The next afternoon, when the cellist comes out to play, the sniper emerges immediately. Arrow is going to shoot him but then she notices his hand isn’t even on the rifle. The rifle is aimed at the cellist, but the sniper’s shooting hand is at his side, not on the trigger. As the last notes of the sonata sound out, Arrow shoots the sniper anyway, just in case.
In this chapter, we see that Kenan is only tentatively clinging to his sanity. He has taken to retreating from the world through imaginative tactics, pretending that the buildings around him have not been destroyed, that the city is still intact.
In Kenan’s memory of the destruction of the library, we see some of the many reasons he wants to retreat from reality—the destruction of the library, of course, was particularly damaging for him because the library represents the future of education, knowledge and possibility and the sight of a “million books” floating to the ground as ashes marks the destruction of more than books; it is the destruction of Sarajevo’s future as well.
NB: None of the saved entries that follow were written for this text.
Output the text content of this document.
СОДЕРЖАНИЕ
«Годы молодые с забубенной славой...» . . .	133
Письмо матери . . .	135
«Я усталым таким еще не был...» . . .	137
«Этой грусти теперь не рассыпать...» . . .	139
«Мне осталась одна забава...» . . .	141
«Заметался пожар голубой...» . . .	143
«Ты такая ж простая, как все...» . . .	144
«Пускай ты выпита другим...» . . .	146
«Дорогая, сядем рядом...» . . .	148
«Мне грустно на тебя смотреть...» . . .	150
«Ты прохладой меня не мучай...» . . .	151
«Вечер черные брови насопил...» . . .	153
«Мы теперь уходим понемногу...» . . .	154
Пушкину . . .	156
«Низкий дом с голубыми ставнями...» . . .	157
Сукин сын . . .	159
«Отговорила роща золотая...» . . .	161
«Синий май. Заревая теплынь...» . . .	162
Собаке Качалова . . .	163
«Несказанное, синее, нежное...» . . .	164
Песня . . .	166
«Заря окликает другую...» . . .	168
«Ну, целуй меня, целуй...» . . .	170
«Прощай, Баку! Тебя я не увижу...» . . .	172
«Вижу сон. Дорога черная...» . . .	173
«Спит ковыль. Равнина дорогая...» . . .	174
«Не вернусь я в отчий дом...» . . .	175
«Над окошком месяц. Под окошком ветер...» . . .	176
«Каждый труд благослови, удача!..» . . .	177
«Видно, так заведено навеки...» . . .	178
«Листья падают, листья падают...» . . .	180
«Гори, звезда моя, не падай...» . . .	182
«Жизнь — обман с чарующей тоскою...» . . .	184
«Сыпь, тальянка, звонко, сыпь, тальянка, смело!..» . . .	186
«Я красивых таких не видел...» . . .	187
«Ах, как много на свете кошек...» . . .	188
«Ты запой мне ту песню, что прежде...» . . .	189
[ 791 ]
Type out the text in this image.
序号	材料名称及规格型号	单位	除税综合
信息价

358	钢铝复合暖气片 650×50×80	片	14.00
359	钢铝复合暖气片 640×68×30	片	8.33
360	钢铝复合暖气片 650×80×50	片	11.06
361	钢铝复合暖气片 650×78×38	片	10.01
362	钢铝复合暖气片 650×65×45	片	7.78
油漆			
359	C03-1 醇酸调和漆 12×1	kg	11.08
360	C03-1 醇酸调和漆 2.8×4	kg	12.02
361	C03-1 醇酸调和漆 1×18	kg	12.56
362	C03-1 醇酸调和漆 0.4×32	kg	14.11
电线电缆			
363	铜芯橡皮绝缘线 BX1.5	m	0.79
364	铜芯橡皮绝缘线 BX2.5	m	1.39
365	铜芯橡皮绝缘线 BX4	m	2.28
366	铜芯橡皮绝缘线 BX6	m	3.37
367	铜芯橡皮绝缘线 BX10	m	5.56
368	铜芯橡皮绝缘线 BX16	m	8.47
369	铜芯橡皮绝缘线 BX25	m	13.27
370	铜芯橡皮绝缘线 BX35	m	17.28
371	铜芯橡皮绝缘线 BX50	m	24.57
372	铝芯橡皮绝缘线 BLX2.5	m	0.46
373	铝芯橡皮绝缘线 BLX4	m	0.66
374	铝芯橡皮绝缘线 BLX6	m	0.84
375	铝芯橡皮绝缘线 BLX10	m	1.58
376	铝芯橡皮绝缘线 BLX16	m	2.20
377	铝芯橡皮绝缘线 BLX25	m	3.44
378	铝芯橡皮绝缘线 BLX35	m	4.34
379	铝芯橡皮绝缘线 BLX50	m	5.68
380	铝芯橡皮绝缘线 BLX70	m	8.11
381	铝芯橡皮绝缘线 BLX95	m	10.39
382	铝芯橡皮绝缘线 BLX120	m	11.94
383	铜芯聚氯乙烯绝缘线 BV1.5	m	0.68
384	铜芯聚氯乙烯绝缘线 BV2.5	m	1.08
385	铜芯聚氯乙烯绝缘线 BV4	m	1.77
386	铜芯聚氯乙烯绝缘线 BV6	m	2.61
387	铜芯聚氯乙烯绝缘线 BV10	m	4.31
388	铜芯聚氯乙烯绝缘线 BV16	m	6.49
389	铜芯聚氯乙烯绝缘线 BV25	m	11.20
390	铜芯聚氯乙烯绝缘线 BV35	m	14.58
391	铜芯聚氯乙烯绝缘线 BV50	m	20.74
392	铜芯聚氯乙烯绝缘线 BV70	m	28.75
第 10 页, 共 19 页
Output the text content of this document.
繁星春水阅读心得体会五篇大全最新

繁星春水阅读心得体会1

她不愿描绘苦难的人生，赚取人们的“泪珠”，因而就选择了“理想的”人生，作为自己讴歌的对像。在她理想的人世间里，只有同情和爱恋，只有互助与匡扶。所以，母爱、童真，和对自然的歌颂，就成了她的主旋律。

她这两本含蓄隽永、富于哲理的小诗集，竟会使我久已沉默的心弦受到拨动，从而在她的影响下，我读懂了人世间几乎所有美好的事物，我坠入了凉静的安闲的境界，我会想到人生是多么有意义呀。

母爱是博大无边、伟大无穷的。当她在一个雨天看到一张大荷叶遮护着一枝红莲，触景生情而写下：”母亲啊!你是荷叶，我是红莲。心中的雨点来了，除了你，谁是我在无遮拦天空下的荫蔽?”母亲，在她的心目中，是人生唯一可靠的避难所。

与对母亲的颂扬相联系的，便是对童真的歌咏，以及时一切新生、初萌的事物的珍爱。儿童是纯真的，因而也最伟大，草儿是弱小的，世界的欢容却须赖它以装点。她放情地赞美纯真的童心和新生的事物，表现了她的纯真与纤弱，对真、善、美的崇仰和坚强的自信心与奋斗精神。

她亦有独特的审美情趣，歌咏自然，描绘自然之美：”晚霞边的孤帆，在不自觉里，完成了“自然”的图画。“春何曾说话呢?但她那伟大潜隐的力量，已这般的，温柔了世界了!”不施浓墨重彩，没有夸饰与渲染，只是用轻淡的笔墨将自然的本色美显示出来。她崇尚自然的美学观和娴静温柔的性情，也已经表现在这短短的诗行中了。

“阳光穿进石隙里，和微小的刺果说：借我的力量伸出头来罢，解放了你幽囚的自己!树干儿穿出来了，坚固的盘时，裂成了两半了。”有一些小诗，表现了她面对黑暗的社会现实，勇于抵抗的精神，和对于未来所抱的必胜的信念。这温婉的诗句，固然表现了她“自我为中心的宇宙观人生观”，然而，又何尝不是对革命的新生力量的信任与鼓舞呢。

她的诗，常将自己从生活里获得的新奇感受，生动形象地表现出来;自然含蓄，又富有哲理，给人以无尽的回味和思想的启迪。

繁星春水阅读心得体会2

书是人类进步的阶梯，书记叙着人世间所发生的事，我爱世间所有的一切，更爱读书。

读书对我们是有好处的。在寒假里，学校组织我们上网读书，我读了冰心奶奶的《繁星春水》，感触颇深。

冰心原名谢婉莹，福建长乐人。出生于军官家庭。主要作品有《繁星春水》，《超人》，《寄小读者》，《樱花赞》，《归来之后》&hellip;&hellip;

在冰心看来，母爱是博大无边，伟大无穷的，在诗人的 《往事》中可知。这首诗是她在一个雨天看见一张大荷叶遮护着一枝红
Kenan feels much like the fireman who struggled to put out the fire only to fall to his knees in sorrow and defeat. Kenan feels defeated and frail, a man desperately holding on to what remains of life.
Galloway’s description of Kenan becomes especially haunting in the face of the bombing of the brewery. Here, Galloway reveals Kenan’s tendencies to run from any more pain and conflict as, rather than stay and help the other individuals hurt by the bomb, he runs home.
We also see Arrow react to the cellist’s music for the first time, and when she hears him play, she is overwhelmed by a host of memories, both poignant and horrifying. After hearing him play, Arrow vows to protect him and his beautiful song at any cost.
In chapter two, Dragan meets Emina, a woman who, unlike Dragan, is reaching out to help others during the siege. Dragan, who, more than any of the other characters tries to avoid people in order to escape the reality of the war, is forced, finally, to talk to another person – to hear about their fears and suffering. Tragically, only seconds after Dragan begins to think about how real Emina has become to him, she is shot.